Seonghwa grinste etwas in sich hinein, umrundete dann höflich weitere Passanten.

"Es ist... Wie soll ich das sagen, eine gute Person. Ein nettes Alien." Fing gut an.

"Was ist er?"

Nun zog Seonghwa skeptisch die Stirn zusammen, wich näher an Hongjoongs Seite, als ein schwerfälliger Seek sich grunzend vorbeidrängte. Seonghwa roch schon wiedre so gut.

"Das ist die Sache... Ich glaube er-" Seonghwa sah sich aufmerksam um, links, rechts, dann neigte er sich zu Hongjoongs Ohr, flüsterte direkt hinein.

"Ich glaube er ist ein Dschinn."

Seonghwas Atem auf seiner Haut war schnell vergessen, als Hongjoong ihm mit großen Augen den Kopf zuwandte.

"Du machst Witze."

Der Nachtwandler schüttelte finster den Kopf, bitterernst.

"Ich fürchte nicht. Wooyoung kann nicht in seinen Kopf gucken, um es zu bestätigen, aber auch das ist nur ein Zeichen von vielen. Es läuft in den Schatten, aber er wird als Dschinn angepriesen. Jemand, der den Kunden jeglichen Wunsch erfüllen kann." Seine Stimme wurde zum Ende hin dunkler, der Ekel tief verwurzelt und Hongjoong spannte den Kiefer an.

"Du meinst..."

"Yeah. Wooyoung hat ihn auf einer Bühne gesehen und Gefallen gefunden. Ich habe den Rest im Geheimen herausbekommen. Irgendwer hat seine Lampe und nutzt sie, um ihn zu erpressen."

Hongjoong starrte finsterer als zuvor auf den Weg, die bisherige gute Laune verschwunden. In ihm schrie alles danach den armen Dschinn zu befreien, ihm seine Lampe zu schenken und in Ruhe schlafen zu können, aber wie Seonghwa klang, war das ein Netz. Hongjoong war zu schwach, um sich mit der gesamten südlichen Mafia anzulegen.

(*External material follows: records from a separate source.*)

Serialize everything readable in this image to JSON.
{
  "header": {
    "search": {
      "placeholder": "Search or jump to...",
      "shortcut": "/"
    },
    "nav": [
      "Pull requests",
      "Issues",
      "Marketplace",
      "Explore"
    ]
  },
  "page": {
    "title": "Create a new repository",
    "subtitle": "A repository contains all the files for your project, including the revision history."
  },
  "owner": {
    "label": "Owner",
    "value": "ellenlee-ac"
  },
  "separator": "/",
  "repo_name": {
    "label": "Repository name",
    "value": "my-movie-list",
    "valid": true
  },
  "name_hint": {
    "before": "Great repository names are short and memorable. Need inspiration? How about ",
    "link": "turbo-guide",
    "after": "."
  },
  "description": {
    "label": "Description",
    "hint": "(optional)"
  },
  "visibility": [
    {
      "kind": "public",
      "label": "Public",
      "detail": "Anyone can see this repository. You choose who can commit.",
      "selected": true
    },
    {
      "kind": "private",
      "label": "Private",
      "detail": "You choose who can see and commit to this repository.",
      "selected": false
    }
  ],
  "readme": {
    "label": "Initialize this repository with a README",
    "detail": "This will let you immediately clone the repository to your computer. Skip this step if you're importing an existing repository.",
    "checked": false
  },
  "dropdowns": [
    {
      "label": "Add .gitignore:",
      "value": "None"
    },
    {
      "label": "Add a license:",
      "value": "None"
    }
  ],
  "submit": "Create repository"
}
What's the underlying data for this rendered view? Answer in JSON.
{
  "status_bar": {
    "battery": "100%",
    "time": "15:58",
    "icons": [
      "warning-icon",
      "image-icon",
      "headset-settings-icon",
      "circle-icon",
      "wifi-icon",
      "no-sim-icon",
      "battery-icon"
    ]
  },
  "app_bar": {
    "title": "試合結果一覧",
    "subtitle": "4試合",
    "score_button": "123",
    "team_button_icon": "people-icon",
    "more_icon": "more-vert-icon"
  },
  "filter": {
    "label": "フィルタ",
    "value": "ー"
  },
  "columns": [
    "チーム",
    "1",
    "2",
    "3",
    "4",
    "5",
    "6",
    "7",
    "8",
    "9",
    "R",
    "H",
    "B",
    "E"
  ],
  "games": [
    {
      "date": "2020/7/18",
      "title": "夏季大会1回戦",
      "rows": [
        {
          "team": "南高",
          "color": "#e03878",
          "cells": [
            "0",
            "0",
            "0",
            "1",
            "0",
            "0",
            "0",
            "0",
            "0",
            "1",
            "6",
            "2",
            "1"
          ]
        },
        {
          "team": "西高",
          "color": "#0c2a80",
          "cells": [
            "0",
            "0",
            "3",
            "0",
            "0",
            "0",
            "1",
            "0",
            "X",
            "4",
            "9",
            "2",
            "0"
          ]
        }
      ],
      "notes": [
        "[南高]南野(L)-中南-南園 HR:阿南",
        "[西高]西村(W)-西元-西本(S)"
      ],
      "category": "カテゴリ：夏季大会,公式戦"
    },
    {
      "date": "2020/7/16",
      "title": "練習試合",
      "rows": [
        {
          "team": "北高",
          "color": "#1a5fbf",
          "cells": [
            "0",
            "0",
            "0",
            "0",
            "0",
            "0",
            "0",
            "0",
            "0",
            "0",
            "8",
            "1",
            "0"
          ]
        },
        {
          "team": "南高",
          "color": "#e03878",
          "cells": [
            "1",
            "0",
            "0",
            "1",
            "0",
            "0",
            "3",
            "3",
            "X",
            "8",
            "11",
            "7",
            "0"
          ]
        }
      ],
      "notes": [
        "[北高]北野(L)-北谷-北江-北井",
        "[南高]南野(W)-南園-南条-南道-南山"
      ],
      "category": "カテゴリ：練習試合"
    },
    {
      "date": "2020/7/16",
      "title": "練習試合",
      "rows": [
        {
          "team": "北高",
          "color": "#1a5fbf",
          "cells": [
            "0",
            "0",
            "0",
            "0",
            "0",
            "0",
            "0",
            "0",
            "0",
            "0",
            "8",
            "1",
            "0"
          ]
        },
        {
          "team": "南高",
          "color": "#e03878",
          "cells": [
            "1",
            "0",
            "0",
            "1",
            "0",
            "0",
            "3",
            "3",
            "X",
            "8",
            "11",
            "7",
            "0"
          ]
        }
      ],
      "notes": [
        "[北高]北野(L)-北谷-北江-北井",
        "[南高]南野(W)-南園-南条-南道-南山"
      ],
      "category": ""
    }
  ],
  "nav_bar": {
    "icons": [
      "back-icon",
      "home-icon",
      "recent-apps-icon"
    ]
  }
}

So sehr es ihn auch schmerzte, er würde warten müssen, die Situation vorerst auskundschaften.

"Da vorne sind sie."

Hongjoong hob den Kopf, als sie aus der Gasse und auf einen größeren Platz traten. Hier war ein Publikum um eine große Bühne gescharrt, die Augen aufmerksam auf dem Künstler dort.

Hongjoong folgte der Linie von Seonghwas Arm und fand endlich auch ihre beiden Freunde, am Rande der Menge und mit Wooyoung hüpfend an Yeosangs Arm hängend.

Der Andere lächelte zuneigungsvoll auf seinen Freund herab, seine Freude ansteckend und auch Hongjoong konnte sich ein Lächeln nicht verkneifen. Es war gut sie wohlauf zu sehen.

"Und das ist er."

Seonghwas Stimme hielt Hongjoong auf, als der gerade zu seinen Freunden aufbrechen wollte und sein Blick fiel auf den Mann auf der Bühne, den Wirbel aus Schleiern und schlanken Gliedmaßen.

Er war ein Tänzer, zweifellos auch der beste, den diese Stadt zu bieten hatte.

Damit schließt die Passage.